41/02 Passrecht Fremdenrecht;
49/01 Flüchtlinge;

Norm

AsylG 1997 §7;
FlKonv Art1 AbschnA Z2;

Betreff

Der Verwaltungsgerichtshof hat durch den Vorsitzenden Senatspräsident Dr. Kremla und die Hofräte Dr. Nowakowski, Dr. Pelant, Dr. Mairinger und Dr. Köller als Richter, im Beisein des Schriftführers DDDr. Jahn, über die Beschwerde des TE in W, geboren am 16. Oktober 1956, vertreten durch Mag. Dieter Hauser, Rechtsanwalt in 1010 Wien, Falkestraße 1, gegen den Bescheid des unabhängigen Bundesasylsenates vom 20. September 2000, Zl. 216.344/0-V/14/00, betreffend §§ 7 und 8 Asylgesetz 1997 (weitere Partei: Bundesminister für Inneres), zu Recht erkannt:

Spruch

Der angefochtene Bescheid wird wegen Rechtswidrigkeit infolge Verletzung von Verfahrensvorschriften aufgehoben.

Der Bund hat dem Beschwerdeführer Aufwendungen in der Höhe von S 12.500,-- binnen zwei Wochen bei sonstiger Exekution zu ersetzen.

Begründung

Der seit 1995 mit Unterbrechungen in Österreich aufhältige Beschwerdeführer reiste zuletzt im Juli 1999 in das Bundesgebiet ein. Er ist Staatsbürger der Bundesrepublik Jugoslawien, stammt aus dem Kosovo und gehört der albanischen Volksgruppe an. Seinen Asylantrag vom 19. Oktober 1999 begründete er im Wesentlichen damit, dass er von der UCK gesucht werde, weil er nicht für sie gearbeitet habe; er habe "nichts bezahlt und sie nicht unterstützt". Bei einem Heimatbesuch im Sommer 1999 sei er von zwei ehemaligen Lehrerkollegen, Mitgliedern der UCK, gefragt worden, warum er nichts für die UCK getan, warum er nicht gekämpft oder die UCK finanziell unterstützt habe. In der Folge sei er dann auch geschlagen und aufgefordert worden, nicht mehr in den Kosovo zu kommen, er "hätte dort nichts".

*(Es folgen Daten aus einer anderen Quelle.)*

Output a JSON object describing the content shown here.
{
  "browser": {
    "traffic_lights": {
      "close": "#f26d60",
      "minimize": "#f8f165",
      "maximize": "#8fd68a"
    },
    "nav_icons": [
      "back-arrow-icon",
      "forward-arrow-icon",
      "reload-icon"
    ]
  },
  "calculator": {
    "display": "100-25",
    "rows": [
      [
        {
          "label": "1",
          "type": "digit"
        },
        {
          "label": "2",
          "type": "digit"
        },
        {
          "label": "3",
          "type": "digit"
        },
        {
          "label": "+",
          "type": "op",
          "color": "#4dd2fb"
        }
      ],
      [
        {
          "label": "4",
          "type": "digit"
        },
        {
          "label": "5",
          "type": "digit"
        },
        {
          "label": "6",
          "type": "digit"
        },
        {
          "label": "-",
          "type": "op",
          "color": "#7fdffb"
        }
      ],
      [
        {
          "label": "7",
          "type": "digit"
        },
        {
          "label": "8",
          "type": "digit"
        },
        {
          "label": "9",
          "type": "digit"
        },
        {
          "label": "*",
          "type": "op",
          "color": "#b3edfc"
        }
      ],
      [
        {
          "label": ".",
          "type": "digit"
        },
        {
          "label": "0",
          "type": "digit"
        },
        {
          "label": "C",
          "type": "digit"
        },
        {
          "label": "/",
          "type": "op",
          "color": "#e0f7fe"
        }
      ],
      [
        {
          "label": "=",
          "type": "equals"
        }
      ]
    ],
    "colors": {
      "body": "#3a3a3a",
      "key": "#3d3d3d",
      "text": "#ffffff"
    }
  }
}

Mit Bescheid vom 23. März 2000 wies das Bundesasylamt den Asylantrag des Beschwerdeführers gemäß § 7 AsylG ab; zugleich sprach es aus, dass seine Zurückweisung, Zurückschiebung oder Abschiebung in die "BR Jugoslawien, Provinz Kosovo" gemäß § 8 AsylG zulässig sei. Auf Grund der gegen diesen Bescheid erhobenen Berufung führte der unabhängige Bundesasylsenat (die belangte Behörde) am 13. September 2000 eine mündliche Verhandlung durch. Dabei gab der Beschwerdeführer u.a. an, dass er seine Tätigkeit als Lehrer beendet habe (1995), weil er von den Serben keinen Lohn mehr erhalten habe. Zu seinem Treffen mit den beiden ehemaligen Kollegen führte er weiter aus, dass er nicht gegen die UCK sei. Die beiden Kollegen wären jedoch dieser Meinung gewesen, weil er die UCK nicht finanziell unterstützt habe. Er (der Beschwerdeführer) habe versucht, die beiden davon zu überzeugen, dass ihm eine finanzielle Unterstützung nicht möglich gewesen wäre. Die beiden ehemaligen Kollegen hätten ihm geantwortet, dass es sie nicht interessiere, ob er 9.000,-- oder 50.000,-- Schilling verdiene. Einer der beiden habe ihn an den Haaren gepackt und in ein Auto zerren wollen; der andere habe seine Pistole gezogen und ihn erschießen wollen. Das sei jedoch von anderen Kosovo-Albanern (es sei "Markt" gewesen) verhindert worden. Die beiden ehemaligen Kollegen hätten dem Beschwerdeführer "gesagt", dass er früher nicht ohne Lohn für den Kosovo gearbeitet habe und dass es eine Liste von Personen gebe, die die UCK nicht unterstützt hätten. Es gebe in jeder Gemeinde ein solches Verzeichnis, die beiden ehemaligen Kollegen hätten eine Liste mitgehabt und der Name des Beschwerdeführers sei auf der Liste gestanden.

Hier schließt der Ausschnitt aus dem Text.